Ora eseguiamo i calcoli al primo membro:
20x+270-24x-105=0
Sommiamo i termini simili:
-4x+165=0
Ritroviamo la soluzione:
x=\dfrac{165}{4}
Forse il secondo metodo proposto è il migliore poiché più simile al procedimento con il quale risolveremo le equazioni di primo grado frazionarie o fratte (quelle cioè con almeno un termine in {x} al denominatore). In ogni caso consigliamo di seguire per la scelta le indicazioni del vostro insegnante.

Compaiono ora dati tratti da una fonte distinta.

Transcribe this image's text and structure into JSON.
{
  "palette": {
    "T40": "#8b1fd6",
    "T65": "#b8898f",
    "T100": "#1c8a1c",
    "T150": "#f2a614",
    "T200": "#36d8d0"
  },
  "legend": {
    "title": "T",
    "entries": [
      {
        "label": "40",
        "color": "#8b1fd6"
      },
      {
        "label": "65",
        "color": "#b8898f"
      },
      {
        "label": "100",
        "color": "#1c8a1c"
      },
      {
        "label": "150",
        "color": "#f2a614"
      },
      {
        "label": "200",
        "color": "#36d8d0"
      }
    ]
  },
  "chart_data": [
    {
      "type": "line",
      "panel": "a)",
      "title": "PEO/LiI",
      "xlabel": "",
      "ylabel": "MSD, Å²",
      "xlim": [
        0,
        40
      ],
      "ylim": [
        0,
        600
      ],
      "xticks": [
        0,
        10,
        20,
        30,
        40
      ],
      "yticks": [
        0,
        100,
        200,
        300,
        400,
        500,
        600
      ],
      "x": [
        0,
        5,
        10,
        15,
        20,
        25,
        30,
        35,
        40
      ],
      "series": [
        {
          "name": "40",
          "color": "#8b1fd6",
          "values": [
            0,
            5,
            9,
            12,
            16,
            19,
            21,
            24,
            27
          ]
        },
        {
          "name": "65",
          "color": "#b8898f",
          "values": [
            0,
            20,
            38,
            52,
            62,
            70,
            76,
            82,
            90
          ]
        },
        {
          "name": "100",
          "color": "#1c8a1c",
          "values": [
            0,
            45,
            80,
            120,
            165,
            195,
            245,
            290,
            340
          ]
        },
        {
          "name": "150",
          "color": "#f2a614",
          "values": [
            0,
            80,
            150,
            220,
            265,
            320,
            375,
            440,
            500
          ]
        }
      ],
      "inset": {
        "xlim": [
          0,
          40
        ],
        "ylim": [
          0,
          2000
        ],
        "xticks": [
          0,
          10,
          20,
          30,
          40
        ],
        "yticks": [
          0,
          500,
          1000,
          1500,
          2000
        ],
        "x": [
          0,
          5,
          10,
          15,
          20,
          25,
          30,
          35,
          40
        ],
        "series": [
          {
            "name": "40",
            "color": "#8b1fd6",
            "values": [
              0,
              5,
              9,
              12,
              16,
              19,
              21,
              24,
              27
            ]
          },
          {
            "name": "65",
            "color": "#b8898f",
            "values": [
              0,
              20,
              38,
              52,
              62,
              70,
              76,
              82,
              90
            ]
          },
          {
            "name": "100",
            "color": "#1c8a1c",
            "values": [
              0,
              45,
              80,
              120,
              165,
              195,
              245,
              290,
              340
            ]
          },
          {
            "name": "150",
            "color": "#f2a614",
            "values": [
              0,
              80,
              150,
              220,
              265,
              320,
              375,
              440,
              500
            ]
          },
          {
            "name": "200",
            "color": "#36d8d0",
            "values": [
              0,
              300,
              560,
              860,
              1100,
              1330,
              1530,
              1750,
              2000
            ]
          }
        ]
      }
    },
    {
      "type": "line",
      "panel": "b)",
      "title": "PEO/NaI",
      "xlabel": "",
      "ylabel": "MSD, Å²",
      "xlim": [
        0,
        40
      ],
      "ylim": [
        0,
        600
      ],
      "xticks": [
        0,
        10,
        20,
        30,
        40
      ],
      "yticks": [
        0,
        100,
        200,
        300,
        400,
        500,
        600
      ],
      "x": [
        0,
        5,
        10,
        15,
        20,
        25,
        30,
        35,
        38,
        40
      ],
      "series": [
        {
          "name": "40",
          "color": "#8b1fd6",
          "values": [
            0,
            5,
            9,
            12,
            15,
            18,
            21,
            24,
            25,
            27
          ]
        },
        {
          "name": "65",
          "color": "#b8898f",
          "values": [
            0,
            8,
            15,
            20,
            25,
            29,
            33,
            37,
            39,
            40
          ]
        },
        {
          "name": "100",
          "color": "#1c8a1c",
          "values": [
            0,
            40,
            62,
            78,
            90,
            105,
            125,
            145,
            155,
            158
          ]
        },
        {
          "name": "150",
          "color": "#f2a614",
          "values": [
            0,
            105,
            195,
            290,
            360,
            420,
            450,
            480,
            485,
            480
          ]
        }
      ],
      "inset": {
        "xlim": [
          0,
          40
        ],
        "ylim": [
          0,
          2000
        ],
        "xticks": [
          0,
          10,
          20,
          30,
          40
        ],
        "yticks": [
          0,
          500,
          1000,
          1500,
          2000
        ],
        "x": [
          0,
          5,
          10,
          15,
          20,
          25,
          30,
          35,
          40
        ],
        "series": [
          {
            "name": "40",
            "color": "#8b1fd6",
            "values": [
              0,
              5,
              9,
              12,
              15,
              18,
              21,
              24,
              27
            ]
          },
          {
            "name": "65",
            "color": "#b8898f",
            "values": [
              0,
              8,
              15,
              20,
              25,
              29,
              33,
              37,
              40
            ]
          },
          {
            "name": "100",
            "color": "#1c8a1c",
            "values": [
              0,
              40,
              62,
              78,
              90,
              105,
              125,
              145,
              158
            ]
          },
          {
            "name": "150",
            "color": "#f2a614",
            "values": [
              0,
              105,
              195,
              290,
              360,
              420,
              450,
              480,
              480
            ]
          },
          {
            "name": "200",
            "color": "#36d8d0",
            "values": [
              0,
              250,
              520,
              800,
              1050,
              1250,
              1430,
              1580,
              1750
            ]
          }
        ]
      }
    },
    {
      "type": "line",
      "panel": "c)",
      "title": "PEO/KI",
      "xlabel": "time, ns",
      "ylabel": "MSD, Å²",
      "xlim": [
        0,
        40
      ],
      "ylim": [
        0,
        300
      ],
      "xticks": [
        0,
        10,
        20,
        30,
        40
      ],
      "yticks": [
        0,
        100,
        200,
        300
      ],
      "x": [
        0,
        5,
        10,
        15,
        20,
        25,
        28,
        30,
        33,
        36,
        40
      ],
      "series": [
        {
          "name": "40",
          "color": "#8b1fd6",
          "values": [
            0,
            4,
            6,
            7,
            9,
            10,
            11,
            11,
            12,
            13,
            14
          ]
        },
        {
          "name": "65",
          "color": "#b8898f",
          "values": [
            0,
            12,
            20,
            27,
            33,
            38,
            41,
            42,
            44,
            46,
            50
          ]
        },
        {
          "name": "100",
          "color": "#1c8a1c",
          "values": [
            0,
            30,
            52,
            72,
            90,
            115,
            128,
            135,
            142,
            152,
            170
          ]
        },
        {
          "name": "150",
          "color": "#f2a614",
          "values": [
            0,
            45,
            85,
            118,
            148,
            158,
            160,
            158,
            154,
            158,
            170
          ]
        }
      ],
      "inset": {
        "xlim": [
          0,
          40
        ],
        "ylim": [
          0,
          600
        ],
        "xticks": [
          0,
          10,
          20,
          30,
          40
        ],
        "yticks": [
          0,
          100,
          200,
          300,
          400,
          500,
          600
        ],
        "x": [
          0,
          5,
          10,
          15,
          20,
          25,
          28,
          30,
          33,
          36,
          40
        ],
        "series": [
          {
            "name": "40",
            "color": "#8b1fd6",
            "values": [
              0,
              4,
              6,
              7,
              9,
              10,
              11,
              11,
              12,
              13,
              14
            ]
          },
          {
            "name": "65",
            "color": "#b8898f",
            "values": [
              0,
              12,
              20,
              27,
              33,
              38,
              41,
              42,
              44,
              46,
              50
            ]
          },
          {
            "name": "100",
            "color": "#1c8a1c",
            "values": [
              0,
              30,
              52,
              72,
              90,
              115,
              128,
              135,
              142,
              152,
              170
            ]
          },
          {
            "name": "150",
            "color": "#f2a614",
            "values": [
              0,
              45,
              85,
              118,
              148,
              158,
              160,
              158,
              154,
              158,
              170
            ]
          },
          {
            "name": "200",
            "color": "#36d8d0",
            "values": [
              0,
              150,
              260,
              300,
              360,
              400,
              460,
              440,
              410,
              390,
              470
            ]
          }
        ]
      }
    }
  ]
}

Attenzione. Come appena visto, in un’equazione della forma {\dfrac{P(x)}{n}=0}, ove {n} è un numero, possiamo tranquillamente eliminare il denominatore senza alcuna discussione. Vedremo invece più avanti, nell’ambito delle equazioni fratte, che per eliminare un denominatore ove è presente l’incognita dovremo sempre effettuare un’opportuna discussione. Ciò per evitare di alterare il campo di esistenza dell’equazione, dribblando così il rischio di incorrere in soluzioni estranee.
Conclusioni
Per quanto riguarda la teoria su come risolvere le equazioni di primo grado è tutto. Per gli esercizi è disponibile la scheda correlata.
Nella prossima lezione ci occuperemo dei problemi di primo grado, ovvero di problemi che possono essere risolti grazie alle equazioni di primo grado. Buon proseguimento!